Summary: Certain STR motifs are much more likely to occur on the coding strand in transcribed regions, suggesting STRs may play an important role in properties of transcription.
Short tandem repeats (STRs) are ubiquitous across the genome, with an average of several STRs per kilobase. Many of these STRs occur in transcribed regions (UTRs, exons, and introns). While most of these repeats are thought to have no functional consequences, some of them have been implicated in regulating transcription, suggesting that not all STRs are “neutral”.
If STRs indeed did not play any importance in transcription, one would expect that the strand on which a certain STR motif occurs shouldn’t matter. Therefore, if we look at for instance all repeats with an “AC” motif (this includes e.g. ACACACAC but also TGTGTGTG, since these are just the same motif on opposite strands), then we should be equally likely to see the “AC” repeat on the coding strand as we would to see the “TG” repeat on the coding strand.

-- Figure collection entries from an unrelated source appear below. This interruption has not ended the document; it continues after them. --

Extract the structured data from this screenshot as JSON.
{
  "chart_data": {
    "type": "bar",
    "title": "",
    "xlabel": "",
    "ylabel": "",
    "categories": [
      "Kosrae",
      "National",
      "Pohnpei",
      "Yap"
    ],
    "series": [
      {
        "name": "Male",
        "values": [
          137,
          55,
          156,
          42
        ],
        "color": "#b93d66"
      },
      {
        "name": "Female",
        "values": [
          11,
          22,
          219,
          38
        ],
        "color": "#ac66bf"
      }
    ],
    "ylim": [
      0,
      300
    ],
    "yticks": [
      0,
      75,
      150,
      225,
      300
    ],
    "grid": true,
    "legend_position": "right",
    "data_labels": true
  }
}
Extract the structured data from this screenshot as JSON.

The same applies for other motif species: e.g. for “AAC” vs. “GTT” repeats, if STRs did nothing we’d expect to see “AAC” just as often as “GTT on the coding strand.

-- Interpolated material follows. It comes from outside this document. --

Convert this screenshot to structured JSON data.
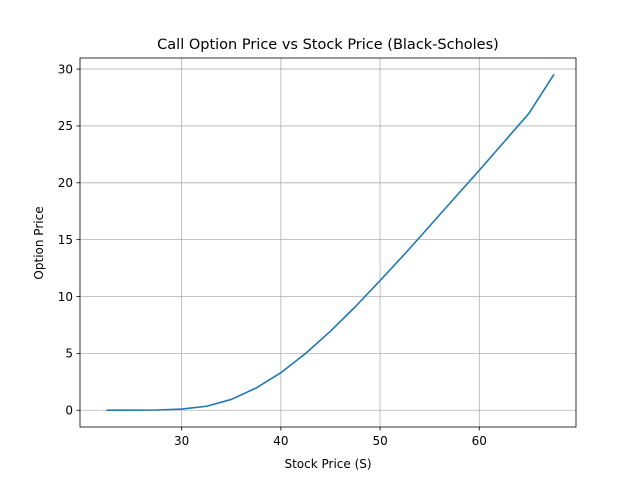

In their paper in PLOS One last year, Sawaya et al. indeed found strand biases for STR motifs around promoters. For example, they found for A/T and AC/TG motifs, there is a phase shift that occurs around transcription start sites: “A” and “AC” are more likely to be on the coding strand upstream of the TSS, whereas “T” and “GT” are more likely to be on the coding strand downstream of the TSS (see Figure 4 of their paper).

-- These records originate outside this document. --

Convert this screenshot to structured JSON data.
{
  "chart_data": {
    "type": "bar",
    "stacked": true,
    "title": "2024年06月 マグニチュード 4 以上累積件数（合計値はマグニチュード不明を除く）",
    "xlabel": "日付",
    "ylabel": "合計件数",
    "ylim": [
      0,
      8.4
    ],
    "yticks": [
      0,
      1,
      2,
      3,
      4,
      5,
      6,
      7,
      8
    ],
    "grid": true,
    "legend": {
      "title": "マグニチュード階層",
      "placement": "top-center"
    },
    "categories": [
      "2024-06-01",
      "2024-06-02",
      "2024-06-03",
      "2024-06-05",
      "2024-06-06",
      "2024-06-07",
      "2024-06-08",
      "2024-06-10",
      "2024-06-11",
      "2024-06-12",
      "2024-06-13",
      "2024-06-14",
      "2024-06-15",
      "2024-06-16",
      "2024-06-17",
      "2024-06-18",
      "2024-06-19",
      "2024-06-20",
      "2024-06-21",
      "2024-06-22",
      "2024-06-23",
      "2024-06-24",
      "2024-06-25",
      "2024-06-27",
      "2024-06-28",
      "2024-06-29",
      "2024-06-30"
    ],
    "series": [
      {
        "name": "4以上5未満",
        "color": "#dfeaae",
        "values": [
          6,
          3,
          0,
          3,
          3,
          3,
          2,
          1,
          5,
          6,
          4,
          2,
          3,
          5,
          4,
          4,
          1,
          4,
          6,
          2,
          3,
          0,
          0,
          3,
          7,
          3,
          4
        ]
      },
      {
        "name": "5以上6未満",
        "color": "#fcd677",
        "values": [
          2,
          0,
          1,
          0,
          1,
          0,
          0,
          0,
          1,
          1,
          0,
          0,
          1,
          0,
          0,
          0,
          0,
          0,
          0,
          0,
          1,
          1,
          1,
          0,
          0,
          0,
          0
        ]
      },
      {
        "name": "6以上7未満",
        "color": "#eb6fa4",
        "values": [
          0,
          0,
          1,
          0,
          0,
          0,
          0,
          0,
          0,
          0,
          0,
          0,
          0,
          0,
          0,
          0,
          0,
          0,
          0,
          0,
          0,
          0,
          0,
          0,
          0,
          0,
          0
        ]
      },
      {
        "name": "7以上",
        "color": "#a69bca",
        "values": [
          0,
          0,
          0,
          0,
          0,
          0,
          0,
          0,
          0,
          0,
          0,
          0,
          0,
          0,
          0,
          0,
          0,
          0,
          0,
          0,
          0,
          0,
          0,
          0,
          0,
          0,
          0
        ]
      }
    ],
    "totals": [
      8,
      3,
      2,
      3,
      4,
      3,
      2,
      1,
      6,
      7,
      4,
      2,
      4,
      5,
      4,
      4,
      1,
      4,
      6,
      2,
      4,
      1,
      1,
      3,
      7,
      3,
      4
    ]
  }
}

I decided to examine whether strand biases for specific motifs exist across transcribed regions compared to other parts of the genome. For each of commonly occurring STR motifs, I asked what percent of the time the “A” rich motif was on the coding strand for STRs occurring in:
- introns
- UTRs
- 0-2kb upstream of the TSS (to compare to Sawaya et al)
- 50-100kb upstream of the TSS (as a non-transcribed control region)
The results showed some pretty clear biases:
- AC/GT, AAC/GTT, AAAC/GTTT
- AG/CT, AAG/CTT, AAAG/CTTT
- AAT/ATT, AAAT/ATTT
Overall:
- All of the “control” non-transcribed regions of 50-100kb from the TSS have frequencies around 50%, as expected.
- The region around the TSS (0-2kb upstream) matches the bias seen by Sawaya (bias for AC vs. GT, no bias for AG vs. CT)
- In all cases for intronic repeats, the “T” rich motif of each pair is enriched on the coding strand compared to the “A” rich motif. For “AC”-type motifs, this enrichment is also present in the UTRs.
So the question: what drives the enrichment of “T” rich motifs on the coding strand in transcribed regions?. Several possible explanations:
- “GT”-type motifs can form hairpins using G-U base pairing in RNA, whereas AC-type motifs cannot. Therefore one hypothesis is that based on which strand the GT motif occurs on, the intron has significantly different RNA secondary structure. Perhaps the hairpin forming version is more ideal and is selected for somehow.
- Maybe “A” rich regions are just harder to transcribe and selected against.
While it is unclear what is driving these biases, clearly they exist and likely tell us something important about the role of STRs in transcription.